Publication year - 1996
Publication title -
british journal of pharmacology
Language(s) - English
Resource type - Journals
SCImago Journal Rank - 2.432
H-Index - 211
eISSN - 1476-5381
pISSN - 0007-1188
DOI - 10.1111/j.1476-5381.1996.tb15201.x
Subject(s) - insulin , tolbutamide , diazoxide , medicine , endocrinology , chemistry , drug interaction , pharmacology , quinolone , forskolin , pancreatic islets , lomefloxacin , antibiotics , islet , biology , stimulation , norfloxacin , biochemistry , ciprofloxacin , pharmacokinetics
1 The present study was undertaken to elucidate the mechanism(s) of hypoglycaemia caused by quinolone antibiotics.
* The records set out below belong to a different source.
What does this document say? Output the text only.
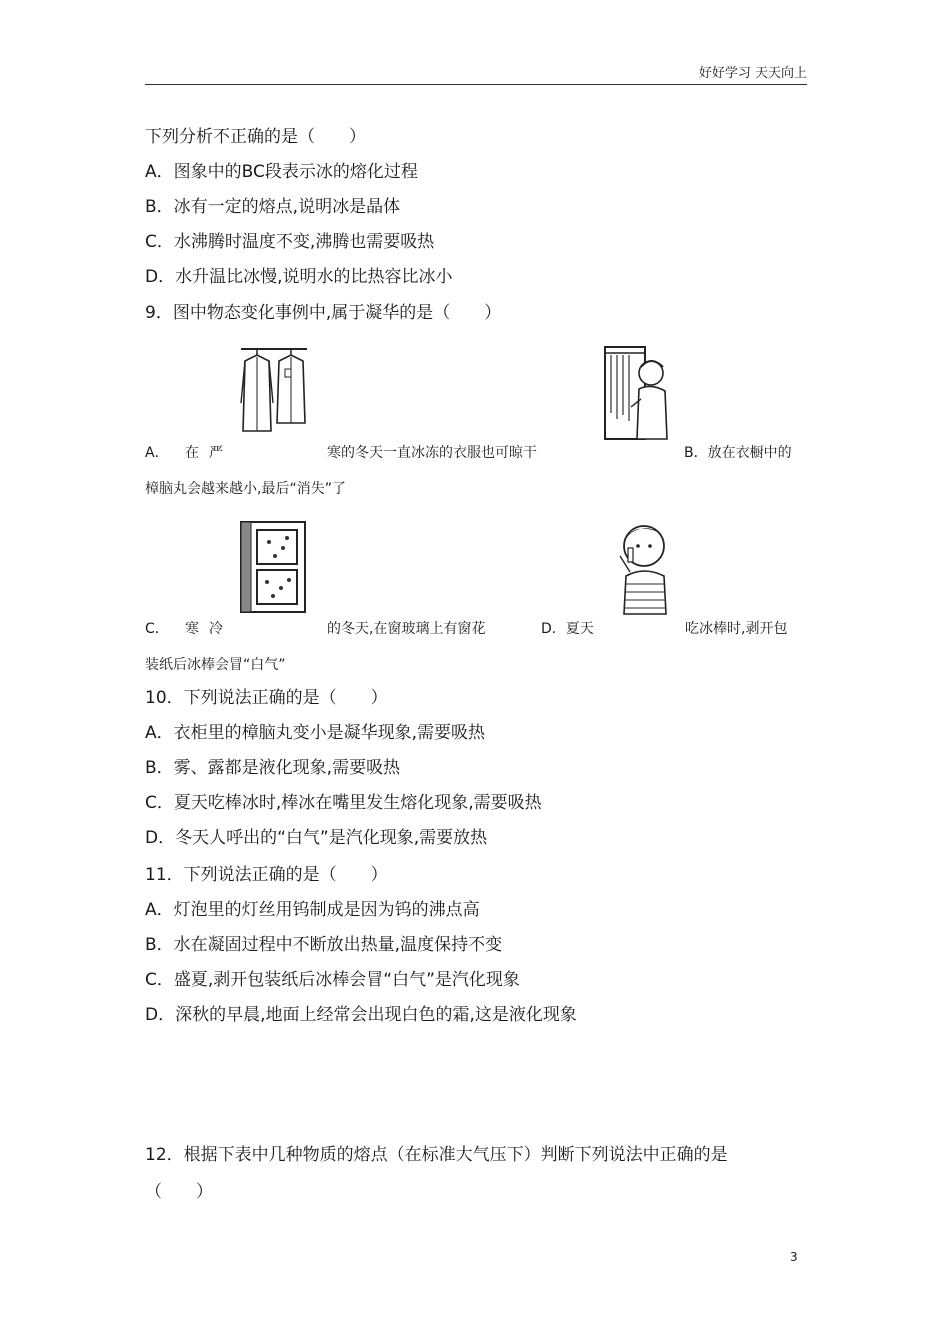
好好学习 天天向上
下列分析不正确的是（　　）
A．图象中的BC段表示冰的熔化过程
B．冰有一定的熔点,说明冰是晶体
C．水沸腾时温度不变,沸腾也需要吸热
D．水升温比冰慢,说明水的比热容比冰小
9．图中物态变化事例中,属于凝华的是（　　）
A． 在严	寒的冬天一直冰冻的衣服也可晾干	B．放在衣橱中的
樟脑丸会越来越小,最后“消失”了
C． 寒冷	的冬天,在窗玻璃上有窗花	D．夏天	吃冰棒时,剥开包
装纸后冰棒会冒“白气”
10．下列说法正确的是（　　）
A．衣柜里的樟脑丸变小是凝华现象,需要吸热
B．雾、露都是液化现象,需要吸热
C．夏天吃棒冰时,棒冰在嘴里发生熔化现象,需要吸热
D．冬天人呼出的“白气”是汽化现象,需要放热
11．下列说法正确的是（　　）
A．灯泡里的灯丝用钨制成是因为钨的沸点高
B．水在凝固过程中不断放出热量,温度保持不变
C．盛夏,剥开包装纸后冰棒会冒“白气”是汽化现象
D．深秋的早晨,地面上经常会出现白色的霜,这是液化现象
12．根据下表中几种物质的熔点（在标准大气压下）判断下列说法中正确的是
（　　）
3
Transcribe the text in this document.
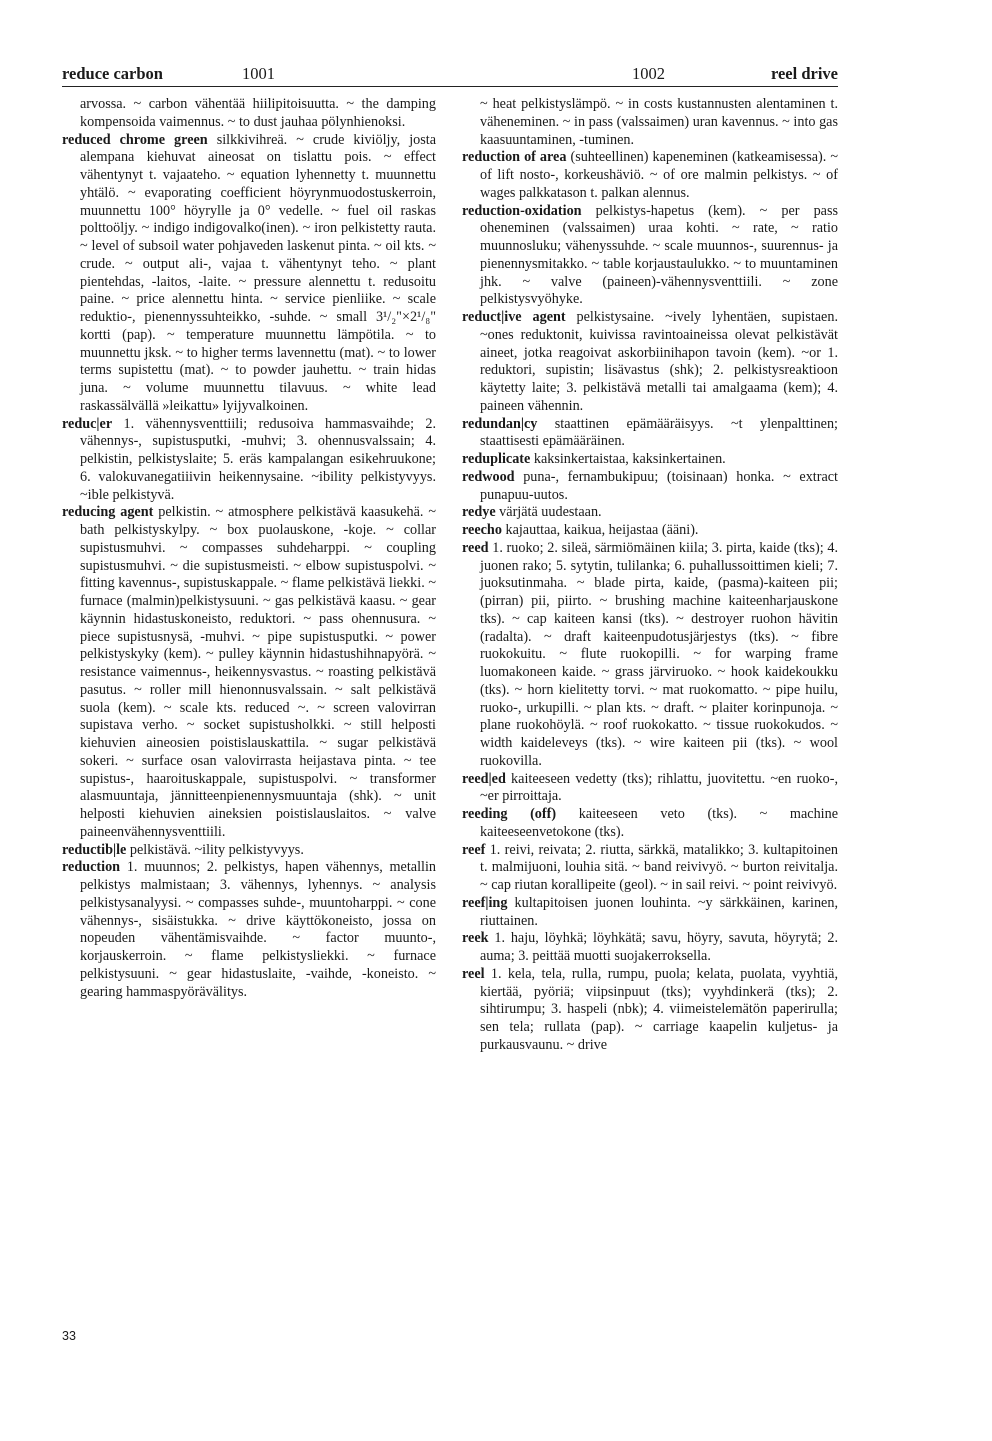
reduce carbon	1001	1002	reel drive

arvossa. ~ carbon vähentää hiilipitoisuutta. ~ the damping kompensoida vaimennus. ~ to dust jauhaa pölynhienoksi.

reduced chrome green silkkivihreä. ~ crude kiviöljy, josta alempana kiehuvat aineosat on tislattu pois. ~ effect vähentynyt t. vajaateho. ~ equation lyhennetty t. muunnettu yhtälö. ~ evaporating coefficient höyrynmuodostuskerroin, muunnettu 100° höyrylle ja 0° vedelle. ~ fuel oil raskas polttoöljy. ~ indigo indigovalko(inen). ~ iron pelkistetty rauta. ~ level of subsoil water pohjaveden laskenut pinta. ~ oil kts. ~ crude. ~ output ali-, vajaa t. vähentynyt teho. ~ plant pientehdas, -laitos, -laite. ~ pressure alennettu t. redusoitu paine. ~ price alennettu hinta. ~ service pienliike. ~ scale reduktio-, pienennyssuhteikko, -suhde. ~ small 3¹/₂"×2¹/₈" kortti (pap). ~ temperature muunnettu lämpötila. ~ to muunnettu jksk. ~ to higher terms lavennettu (mat). ~ to lower terms supistettu (mat). ~ to powder jauhettu. ~ train hidas juna. ~ volume muunnettu tilavuus. ~ white lead raskassälvällä »leikattu» lyijyvalkoinen.

reduc|er 1. vähennysventtiili; redusoiva hammasvaihde; 2. vähennys-, supistusputki, -muhvi; 3. ohennusvalssain; 4. pelkistin, pelkistyslaite; 5. eräs kampalangan esikehruukone; 6. valokuvanegatiiivin heikennysaine. ~ibility pelkistyvyys. ~ible pelkistyvä.

reducing agent pelkistin. ~ atmosphere pelkistävä kaasukehä. ~ bath pelkistyskylpy. ~ box puolauskone, -koje. ~ collar supistusmuhvi. ~ compasses suhdeharppi. ~ coupling supistusmuhvi. ~ die supistusmeisti. ~ elbow supistuspolvi. ~ fitting kavennus-, supistuskappale. ~ flame pelkistävä liekki. ~ furnace (malmin)pelkistysuuni. ~ gas pelkistävä kaasu. ~ gear käynnin hidastuskoneisto, reduktori. ~ pass ohennusura. ~ piece supistusnysä, -muhvi. ~ pipe supistusputki. ~ power pelkistyskyky (kem). ~ pulley käynnin hidastushihnapyörä. ~ resistance vaimennus-, heikennysvastus. ~ roasting pelkistävä pasutus. ~ roller mill hienonnusvalssain. ~ salt pelkistävä suola (kem). ~ scale kts. reduced ~. ~ screen valovirran supistava verho. ~ socket supistusholkki. ~ still helposti kiehuvien aineosien poistislauskattila. ~ sugar pelkistävä sokeri. ~ surface osan valovirrasta heijastava pinta. ~ tee supistus-, haaroituskappale, supistuspolvi. ~ transformer alasmuuntaja, jännitteenpienennysmuuntaja (shk). ~ unit helposti kiehuvien aineksien poistislauslaitos. ~ valve paineenvähennysventtiili.

reductib|le pelkistävä. ~ility pelkistyvyys.

reduction 1. muunnos; 2. pelkistys, hapen vähennys, metallin pelkistys malmistaan; 3. vähennys, lyhennys. ~ analysis pelkistysanalyysi. ~ compasses suhde-, muuntoharppi. ~ cone vähennys-, sisäistukka. ~ drive käyttökoneisto, jossa on nopeuden vähentämisvaihde. ~ factor muunto-, korjauskerroin. ~ flame pelkistysliekki. ~ furnace pelkistysuuni. ~ gear hidastuslaite, -vaihde, -koneisto. ~ gearing hammaspyörävälitys.

~ heat pelkistyslämpö. ~ in costs kustannusten alentaminen t. väheneminen. ~ in pass (valssaimen) uran kavennus. ~ into gas kaasuuntaminen, -tuminen.

reduction of area (suhteellinen) kapeneminen (katkeamisessa). ~ of lift nosto-, korkeushäviö. ~ of ore malmin pelkistys. ~ of wages palkkatason t. palkan alennus.

reduction-oxidation pelkistys-hapetus (kem). ~ per pass oheneminen (valssaimen) uraa kohti. ~ rate, ~ ratio muunnosluku; vähenyssuhde. ~ scale muunnos-, suurennus- ja pienennysmitakko. ~ table korjaustaulukko. ~ to muuntaminen jhk. ~ valve (paineen)-vähennysventtiili. ~ zone pelkistysvyöhyke.

reduct|ive agent pelkistysaine. ~ively lyhentäen, supistaen. ~ones reduktonit, kuivissa ravintoaineissa olevat pelkistävät aineet, jotka reagoivat askorbiinihapon tavoin (kem). ~or 1. reduktori, supistin; lisävastus (shk); 2. pelkistysreaktioon käytetty laite; 3. pelkistävä metalli tai amalgaama (kem); 4. paineen vähennin.

redundan|cy staattinen epämääräisyys. ~t ylenpalttinen; staattisesti epämääräinen.

reduplicate kaksinkertaistaa, kaksinkertainen.

redwood puna-, fernambukipuu; (toisinaan) honka. ~ extract punapuu-uutos.

redye värjätä uudestaan.

reecho kajauttaa, kaikua, heijastaa (ääni).

reed 1. ruoko; 2. sileä, särmiömäinen kiila; 3. pirta, kaide (tks); 4. juonen rako; 5. sytytin, tulilanka; 6. puhallussoittimen kieli; 7. juoksutinmaha. ~ blade pirta, kaide, (pasma)-kaiteen pii; (pirran) pii, piirto. ~ brushing machine kaiteenharjauskone tks). ~ cap kaiteen kansi (tks). ~ destroyer ruohon hävitin (radalta). ~ draft kaiteenpudotusjärjestys (tks). ~ fibre ruokokuitu. ~ flute ruokopilli. ~ for warping frame luomakoneen kaide. ~ grass järviruoko. ~ hook kaidekoukku (tks). ~ horn kielitetty torvi. ~ mat ruokomatto. ~ pipe huilu, ruoko-, urkupilli. ~ plan kts. ~ draft. ~ plaiter korinpunoja. ~ plane ruokohöylä. ~ roof ruokokatto. ~ tissue ruokokudos. ~ width kaideleveys (tks). ~ wire kaiteen pii (tks). ~ wool ruokovilla.

reed|ed kaiteeseen vedetty (tks); rihlattu, juovitettu. ~en ruoko-, ~er pirroittaja.

reeding (off) kaiteeseen veto (tks). ~ machine kaiteeseenvetokone (tks).

reef 1. reivi, reivata; 2. riutta, särkkä, matalikko; 3. kultapitoinen t. malmijuoni, louhia sitä. ~ band reivivyö. ~ burton reivitalja. ~ cap riutan korallipeite (geol). ~ in sail reivi. ~ point reivivyö.

reef|ing kultapitoisen juonen louhinta. ~y särkkäinen, karinen, riuttainen.

reek 1. haju, löyhkä; löyhkätä; savu, höyry, savuta, höyrytä; 2. auma; 3. peittää muotti suojakerroksella.

reel 1. kela, tela, rulla, rumpu, puola; kelata, puolata, vyyhtiä, kiertää, pyöriä; viipsinpuut (tks); vyyhdinkerä (tks); 2. sihtirumpu; 3. haspeli (nbk); 4. viimeistelemätön paperirulla; sen tela; rullata (pap). ~ carriage kaapelin kuljetus- ja purkausvaunu. ~ drive

33
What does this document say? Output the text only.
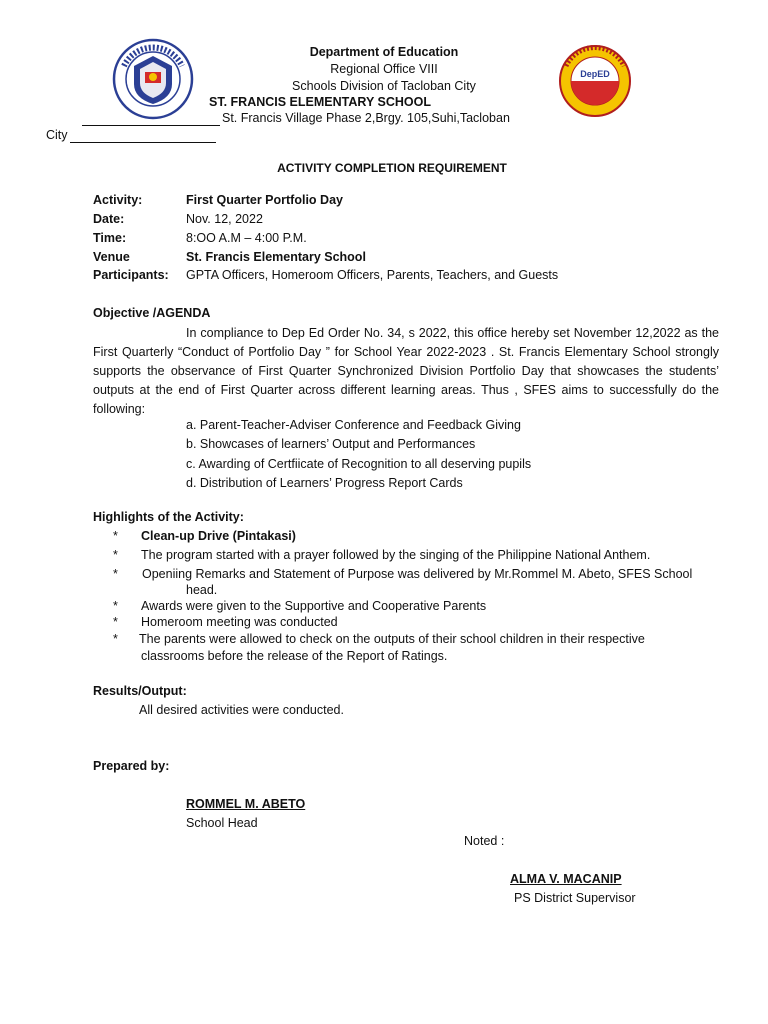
DepED
Department of Education
Regional Office VIII
Schools Division of Tacloban City
ST. FRANCIS ELEMENTARY SCHOOL
St. Francis Village Phase 2,Brgy. 105,Suhi,Tacloban
City
ACTIVITY COMPLETION REQUIREMENT
Activity:	First Quarter Portfolio Day
Date:	Nov. 12, 2022
Time:	8:OO A.M – 4:00 P.M.
Venue	St. Francis Elementary School
Participants: GPTA Officers, Homeroom Officers, Parents, Teachers, and Guests
Objective /AGENDA
In compliance to Dep Ed Order No. 34, s 2022, this office hereby set November 12,2022 as the First Quarterly “Conduct of Portfolio Day ” for School Year 2022-2023 . St. Francis Elementary School strongly supports the observance of First Quarter Synchronized Division Portfolio Day that showcases the students’ outputs at the end of First Quarter across different learning areas. Thus , SFES aims to successfully do the following:
a. Parent-Teacher-Adviser Conference and Feedback Giving
b. Showcases of learners’ Output and Performances
c. Awarding of Certfiicate of Recognition to all deserving pupils
d. Distribution of Learners’ Progress Report Cards
Highlights of the Activity:
* Clean-up Drive (Pintakasi)
* The program started with a prayer followed by the singing of the Philippine National Anthem.
* Openiing Remarks and Statement of Purpose was delivered by Mr.Rommel M. Abeto, SFES School
head.
* Awards were given to the Supportive and Cooperative Parents
* Homeroom meeting was conducted
* The parents were allowed to check on the outputs of their school children in their respective
classrooms before the release of the Report of Ratings.
Results/Output:
All desired activities were conducted.
Prepared by:
ROMMEL M. ABETO
School Head
Noted :
ALMA V. MACANIP
PS District Supervisor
We investigated the effects of various quinolone antibiotics on insulin release in rat pancreatic islets. 2 At a non‐stimulatory concentration of 3 mM glucose, lomefloxacin (LFLX) or sparfloxacin at 1 mM and pipemidic acid (0.1‐1 mM) induced slight insulin release but tosufloxacin or enoxacin up to 100 μ m did not. 3 At the stimulatory concentration of 10 mM glucose, all quinolones augmented insulin release in a dose‐dependent manner. LFLX (100 μ m ) shifted the dose‐response curve of glucose‐induced insulin release to the left without altering the maximal response. 4 At 10 mM glucose, LFLX (100 μ m ) increased insulin release augmented by forskolin (5 μ m ) or 12‐0‐tetradecanoyl phorbol‐13‐acetate (100 nM) but not by raising the K + concentration from 6 to 25 mM. 5 Verapamil (50 μ m ) or diazoxide (50–400 μ m ) antagonized the insulinotropic effect of LFLX. 6 These data suggest that quinolone antibiotics may cause hypoglycaemia by increasing insulin release via blockade of ATP‐sensitive K + channels.